"A polémica sobre os cartazes do PS com frases na primeira pessoa passou por quase tudo - das datas (não seriam suficientemente demagógicas) à correspondência de rostos e histórias (imensa gente achou que aquilo eram minirreportagens), passando pela (essa sim grave) denúncia de que os fotografados não teriam dado autorização para o uso específico. Do carácter sombrio da mensagem, sublinhado pelo preto e branco, e da forma como as expressões, carregadas e interpelantes, dos modelos contrastam com a superficialidade pepsodent, de banco de imagens internacional, dos seus congéneres nos cartazes da coligação pouco se falou. Ora esse contraste, como a inexistência de debate sobre ele, não podia ser mais simbólico. Como o é que perante os dois tipos de cartazes se tenha questionado a respetiva "veracidade" a partir da identidade dos modelos e não da mensagem que veiculam. Que é muito simples: nuns, o país está mal; noutros, está bem, ou pelo menos melhor.
A tarefa do PS e dos seus cartazes era tanto mais difícil - mesmo antes da polémica - quanto ao fim de seis anos de crise (iniciada em 2008/2009 com o crash financeiro internacional, prolongada na crise das dívidas soberanas a partir de 2010 e pelo pós-resgate de 2011) e de sucessivas vagas mediáticas de atenção ao desemprego e pobreza se parece ter esgotado o filão. É como tudo: "não se pode" pôr sempre o último decapitado pelos facínoras do "Estado Islâmico" na capa e na abertura dos telejornais; "não se pode" passar a vida a fazer reportagens sobre a sopa dos pobres, as crianças que vão para a escola sem comer, os idosos sem dinheiro para os medicamentos, os cinquentões que nunca mais arranjarão emprego, as famílias que perdem as casas e os jovens licenciados que emigram, ou as campanhas de recolha e distribuição de alimentos que em 2010/11 tanto entusiasmavam, por exemplo, o Presidente da República (alguém mais o ouviu falar do assunto fome?). Tudo cansa, sobretudo as coisas deprimentes. De modo que nas redações já não se exigem todos os dias ideias para "ilustrar a crise". E o que não aparece, como é sabido, não existe.
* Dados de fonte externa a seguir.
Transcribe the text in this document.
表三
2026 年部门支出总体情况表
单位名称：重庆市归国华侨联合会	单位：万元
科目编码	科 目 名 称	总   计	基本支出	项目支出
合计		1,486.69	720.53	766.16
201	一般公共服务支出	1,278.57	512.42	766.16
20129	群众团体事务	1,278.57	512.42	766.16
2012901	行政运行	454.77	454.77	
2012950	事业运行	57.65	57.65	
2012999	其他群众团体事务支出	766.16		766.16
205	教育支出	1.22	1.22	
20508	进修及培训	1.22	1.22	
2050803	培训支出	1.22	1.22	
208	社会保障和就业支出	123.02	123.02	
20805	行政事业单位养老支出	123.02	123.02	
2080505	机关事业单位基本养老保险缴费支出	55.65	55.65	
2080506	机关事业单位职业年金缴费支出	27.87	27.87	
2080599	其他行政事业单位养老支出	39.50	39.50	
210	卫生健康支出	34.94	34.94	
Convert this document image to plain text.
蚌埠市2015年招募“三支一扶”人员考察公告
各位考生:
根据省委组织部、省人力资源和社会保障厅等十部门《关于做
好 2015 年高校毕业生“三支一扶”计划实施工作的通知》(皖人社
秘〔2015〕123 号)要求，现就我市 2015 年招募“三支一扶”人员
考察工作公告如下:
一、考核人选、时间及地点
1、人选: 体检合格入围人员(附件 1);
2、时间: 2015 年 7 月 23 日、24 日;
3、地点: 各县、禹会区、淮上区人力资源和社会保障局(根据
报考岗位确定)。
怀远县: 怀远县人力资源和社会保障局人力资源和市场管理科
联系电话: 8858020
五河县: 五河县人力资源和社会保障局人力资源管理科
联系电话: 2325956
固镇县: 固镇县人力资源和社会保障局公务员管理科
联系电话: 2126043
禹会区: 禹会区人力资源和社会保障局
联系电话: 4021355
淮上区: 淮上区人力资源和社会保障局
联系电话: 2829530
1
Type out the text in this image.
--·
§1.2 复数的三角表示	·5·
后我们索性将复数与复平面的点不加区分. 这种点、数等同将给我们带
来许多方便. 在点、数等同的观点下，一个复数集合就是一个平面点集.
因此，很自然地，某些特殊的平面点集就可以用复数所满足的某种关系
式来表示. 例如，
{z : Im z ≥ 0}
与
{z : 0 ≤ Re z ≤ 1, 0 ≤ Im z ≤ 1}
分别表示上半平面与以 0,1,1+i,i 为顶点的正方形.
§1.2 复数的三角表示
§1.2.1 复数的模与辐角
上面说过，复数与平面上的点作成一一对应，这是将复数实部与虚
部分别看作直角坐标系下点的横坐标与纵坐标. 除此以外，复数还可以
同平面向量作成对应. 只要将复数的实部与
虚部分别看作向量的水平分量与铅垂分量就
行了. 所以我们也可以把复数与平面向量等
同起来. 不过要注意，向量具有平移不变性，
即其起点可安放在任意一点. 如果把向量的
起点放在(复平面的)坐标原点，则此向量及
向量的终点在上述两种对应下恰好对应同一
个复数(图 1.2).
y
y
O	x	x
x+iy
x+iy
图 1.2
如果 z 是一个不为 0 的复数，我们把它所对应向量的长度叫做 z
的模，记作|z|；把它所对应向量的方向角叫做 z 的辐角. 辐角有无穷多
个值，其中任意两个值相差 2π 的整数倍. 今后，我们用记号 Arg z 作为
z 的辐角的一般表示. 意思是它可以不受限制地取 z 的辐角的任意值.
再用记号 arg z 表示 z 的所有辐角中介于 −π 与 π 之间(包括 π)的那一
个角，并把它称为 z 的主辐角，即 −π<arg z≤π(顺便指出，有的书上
Bem podem pois especialistas em "medição" da pobreza como Carlos Farinha Rodrigues ou a Caritas alertar para o facto de nos últimos anos se ter agravado brutalmente a situação dos mais desfavorecidos (o rendimento dos 10% mais pobres desceu 24% entre 2009 e 2013); a noção de que "o pior passou" parece estar a triunfar. A onda parece ter chegado até aos utentes das instituições de solidariedade social, de acordo com inquéritos efetuados em 2010, 2012 e 2015 pela Universidade Católica. Com o mesmo nível de rendimentos e as mesmas dificuldades, menos questionados se consideram "pobres" em 2015 (79%) do que em 2012 (82%). Um dado tanto mais curioso quanto o número de utentes que mesmo trabalhando pedem ajuda, sobretudo alimentos, a estas instituições passou de 17% em 2010 para 31% em 2015. Quase o dobro. Portugal pode mais?"